Gilli Moorhawk
AAMET Advanced Accredited Practitioner, United Kingdom
Title: New innovations & advancements –Don’t throw the baby out with the bathwater.
Biography
Biography: Gilli Moorhawk
Abstract
There are very good reasons we require clinical trials for all new innovations in healthcare: the drugs and techniques that are introduced have an impact not just today in the operating theatre, or this week in the hospital, but potentially for the lifetime of the patient. When the patient is a newborn baby, this consideration of treatment impact is especially essential. Yet clinical trials often last less than a year, and treatment impact may only surface, 5, 10 or even 30 years later.
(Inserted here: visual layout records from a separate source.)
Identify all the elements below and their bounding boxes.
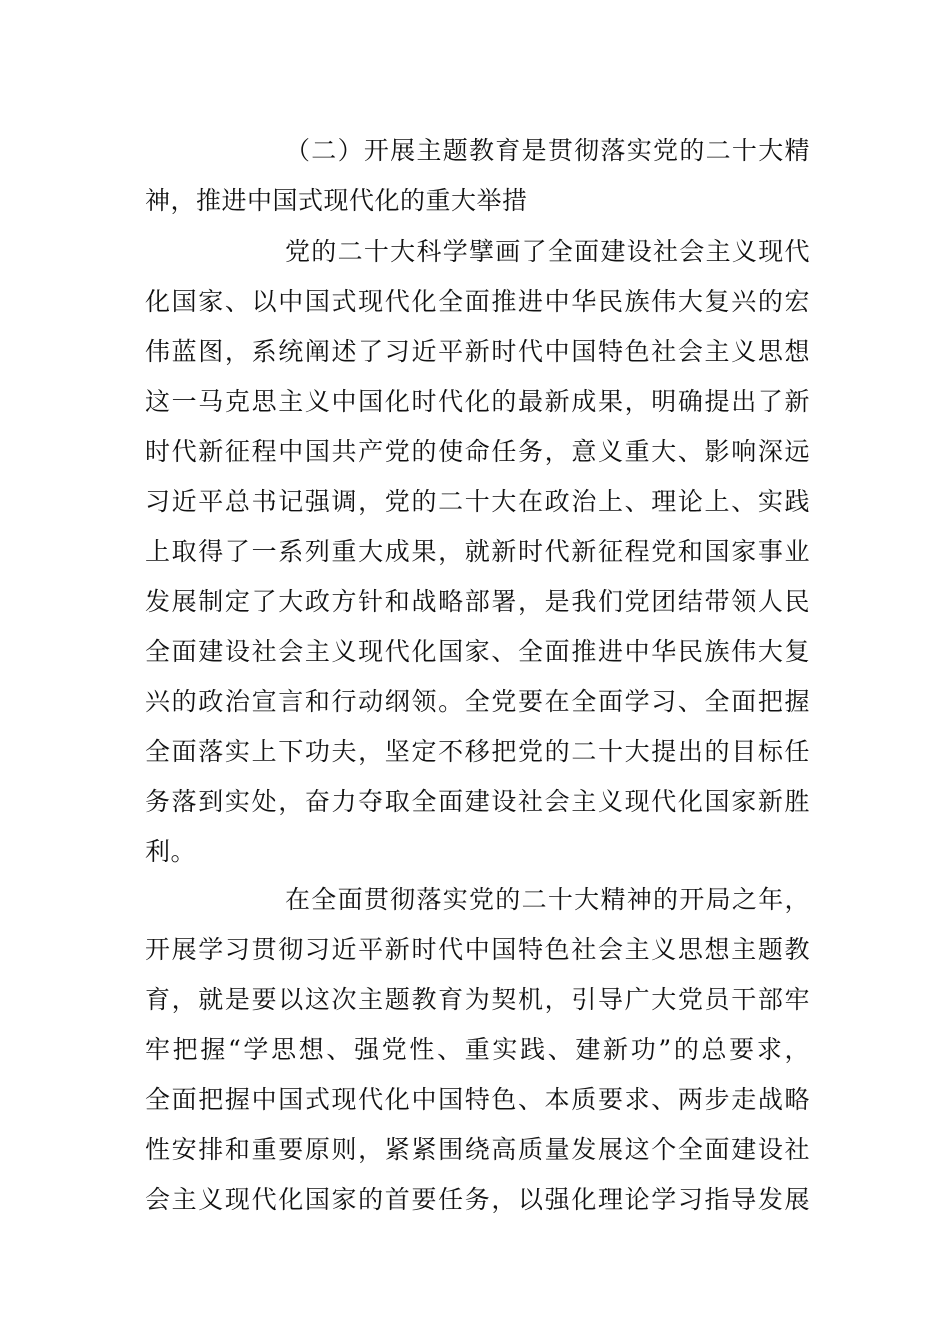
paragraph-line: 习近平总书记强调，党的二十大在政治上、理论上、实践 bbox=[145, 487, 810, 516]
paragraph-line: 育，就是要以这次主题教育为契机，引导广大党员干部牢 bbox=[145, 985, 810, 1014]
paragraph-line: 开展学习贯彻习近平新时代中国特色社会主义思想主题教 bbox=[145, 935, 810, 964]
paragraph-line: 化国家、以中国式现代化全面推进中华民族伟大复兴的宏 bbox=[145, 287, 810, 316]
paragraph-line: 利。 bbox=[145, 837, 197, 866]
paragraph-line: 会主义现代化国家的首要任务，以强化理论学习指导发展 bbox=[145, 1185, 810, 1214]
paragraph-line: 在全面贯彻落实党的二十大精神的开局之年， bbox=[285, 885, 810, 914]
paragraph-line: 这一马克思主义中国化时代化的最新成果，明确提出了新 bbox=[145, 387, 810, 416]
paragraph-line: 发展制定了大政方针和战略部署，是我们党团结带领人民 bbox=[145, 587, 810, 616]
paragraph-line: 兴的政治宣言和行动纲领。全党要在全面学习、全面把握 bbox=[145, 687, 810, 716]
paragraph-line: 务落到实处，奋力夺取全面建设社会主义现代化国家新胜 bbox=[145, 787, 810, 816]
paragraph-line: 上取得了一系列重大成果，就新时代新征程党和国家事业 bbox=[145, 537, 810, 566]
heading-line: 神，推进中国式现代化的重大举措 bbox=[145, 186, 528, 215]
paragraph-line: 全面落实上下功夫，坚定不移把党的二十大提出的目标任 bbox=[145, 737, 810, 766]
paragraph-line: 时代新征程中国共产党的使命任务，意义重大、影响深远 bbox=[145, 437, 810, 466]
paragraph-line: 党的二十大科学擘画了全面建设社会主义现代 bbox=[285, 237, 810, 266]
heading-line: （二）开展主题教育是贯彻落实党的二十大精 bbox=[285, 136, 810, 165]
paragraph-line: 牢把握“学思想、强党性、重实践、建新功”的总要求， bbox=[145, 1035, 810, 1064]
paragraph-line: 性安排和重要原则，紧紧围绕高质量发展这个全面建设社 bbox=[145, 1135, 810, 1164]
paragraph-line: 全面建设社会主义现代化国家、全面推进中华民族伟大复 bbox=[145, 637, 810, 666]
paragraph-line: 伟蓝图，系统阐述了习近平新时代中国特色社会主义思想 bbox=[145, 337, 810, 366]
paragraph-line: 全面把握中国式现代化中国特色、本质要求、两步走战略 bbox=[145, 1085, 810, 1114]
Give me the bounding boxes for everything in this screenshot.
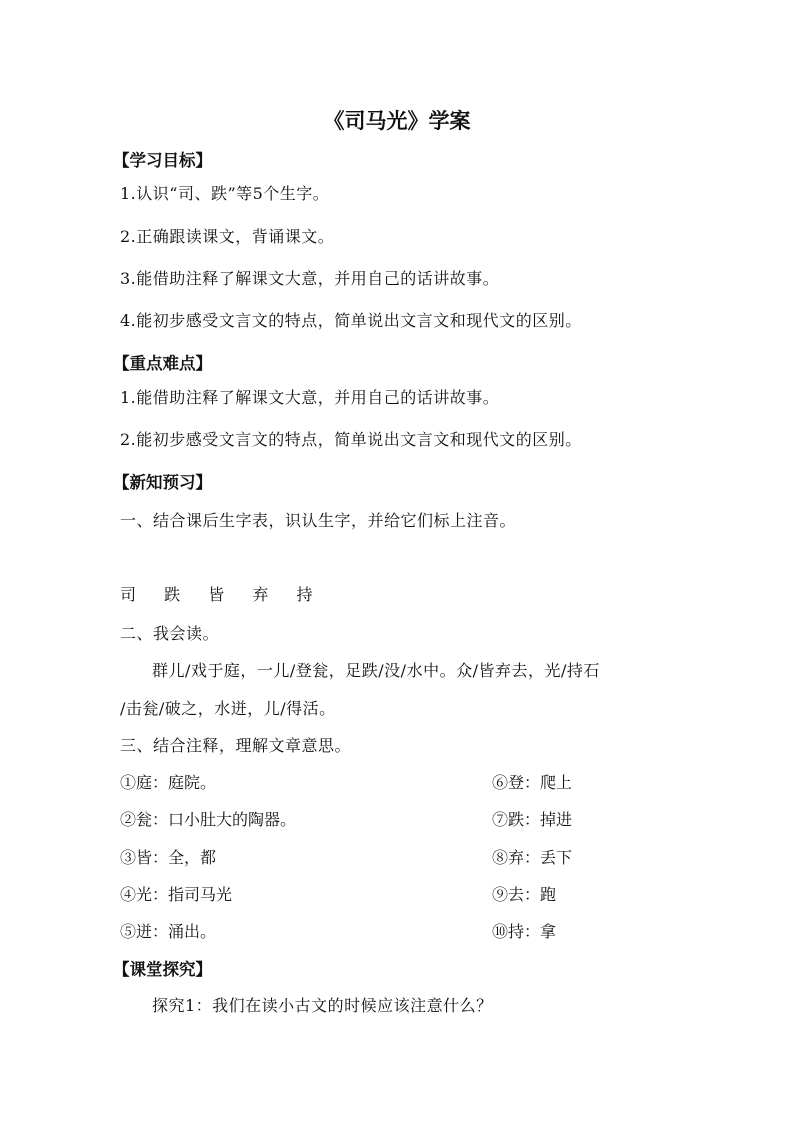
goal-item-4: 4.能初步感受文言文的特点，简单说出文言文和现代文的区别。	[120, 311, 582, 330]
page-title: 《司马光》学案	[323, 109, 471, 133]
reading-text-line-2: /击瓮/破之，水迸，儿/得活。	[120, 699, 336, 718]
glossary-item: ⑨去：跑	[492, 885, 557, 904]
new-character: 持	[296, 585, 313, 604]
glossary-item: ①庭：庭院。	[120, 773, 217, 792]
glossary-item: ②瓮：口小肚大的陶器。	[120, 810, 297, 829]
glossary-item: ⑧弃：丢下	[492, 848, 573, 867]
glossary-item: ④光：指司马光	[120, 885, 233, 904]
new-characters-row	[120, 582, 335, 605]
glossary-item: ⑦跌：掉进	[492, 810, 573, 829]
new-character: 弃	[252, 585, 269, 604]
goal-item-3: 3.能借助注释了解课文大意，并用自己的话讲故事。	[120, 269, 500, 288]
glossary-item: ⑩持：拿	[492, 922, 557, 941]
glossary-item: ③皆：全，都	[120, 848, 217, 867]
goal-item-2: 2.正确跟读课文，背诵课文。	[120, 227, 335, 246]
glossary-item: ⑥登：爬上	[492, 773, 573, 792]
explore-question-1: 探究1：我们在读小古文的时候应该注意什么？	[152, 996, 493, 1015]
new-character: 司	[120, 585, 137, 604]
preview-heading: 【新知预习】	[113, 473, 212, 492]
preview-task-1: 一、结合课后生字表，识认生字，并给它们标上注音。	[120, 511, 517, 530]
explore-heading: 【课堂探究】	[113, 960, 212, 979]
new-character: 跌	[164, 585, 181, 604]
key-point-item-2: 2.能初步感受文言文的特点，简单说出文言文和现代文的区别。	[120, 430, 582, 449]
key-points-heading: 【重点难点】	[113, 354, 212, 373]
goals-heading: 【学习目标】	[113, 151, 212, 170]
reading-text-line-1: 群儿/戏于庭，一儿/登瓮，足跌/没/水中。众/皆弃去，光/持石	[152, 661, 600, 680]
preview-task-3: 三、结合注释，理解文章意思。	[120, 736, 352, 755]
new-character: 皆	[208, 585, 225, 604]
glossary-item: ⑤迸：涌出。	[120, 922, 217, 941]
key-point-item-1: 1.能借助注释了解课文大意，并用自己的话讲故事。	[120, 388, 500, 407]
goal-item-1: 1.认识“司、跌”等5个生字。	[120, 184, 330, 203]
preview-task-2: 二、我会读。	[120, 624, 220, 643]
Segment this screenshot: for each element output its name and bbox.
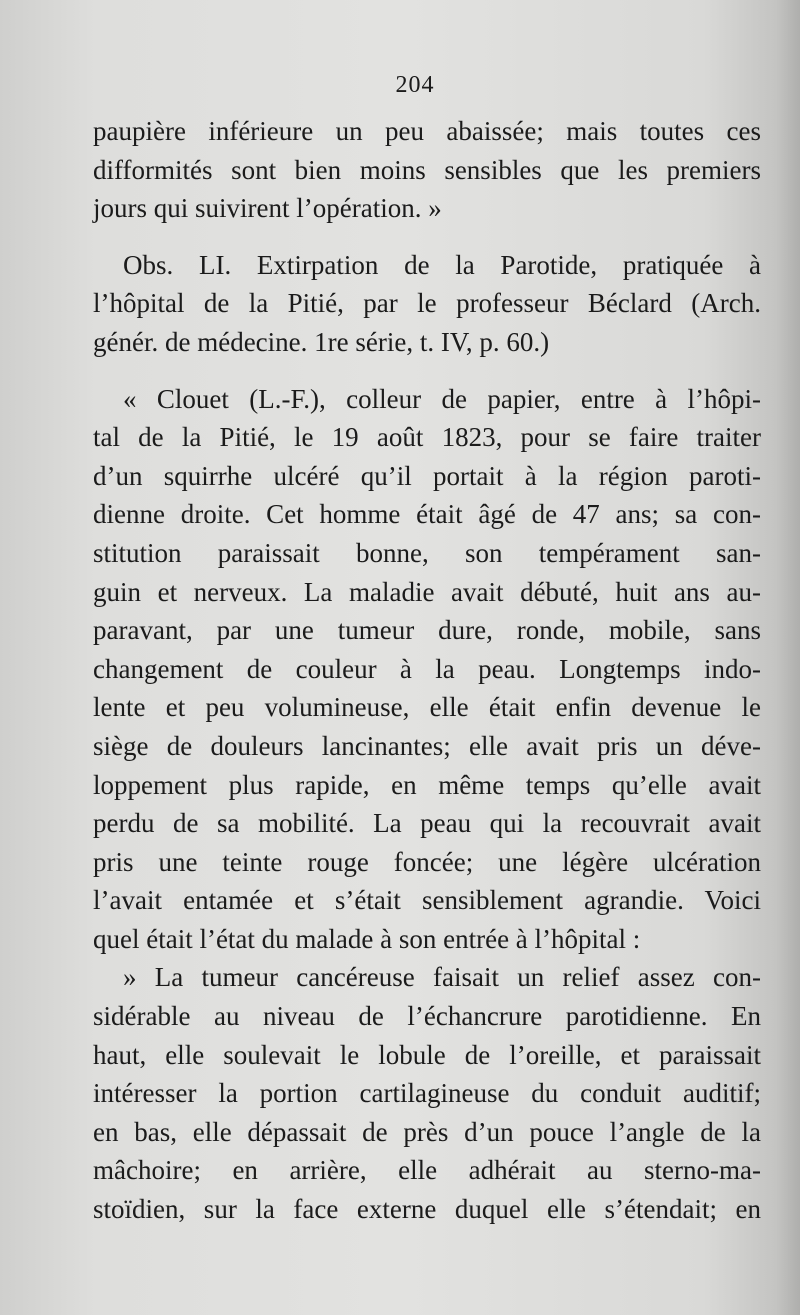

Gilli takes a cautionary journey through the development of obstetric clinical practice in the last 120 years. There are many interventions which saved lives and were lauded at the time, but had catastrophic impacts on the babies later in life. Some of these practices were introduced for the benefit of the clinician and not the wellbeing of the infant and so may bear reassessment.
With the focus on live birth statistics to drive practices around infertility and birth it’s useful to remember that these interventions are not only in place to deliver a live birth today, but also a healthy child and adult tomorrow. Exploring the development of routine birth interventions, revisiting the reasons why drugs are avoided in pregnancy, and discussing concerns in the development of neo-natal care through the 20th Century, this is a talk designed to inspire debate and discussion.This talk will offer thought provoking real world and real life examples, with the intention to remind clinicians of old practices that perhaps should not have been forgotten, discuss normalised practices that are perhaps not the best practices and inspire new thinking and new solutions in this critical field.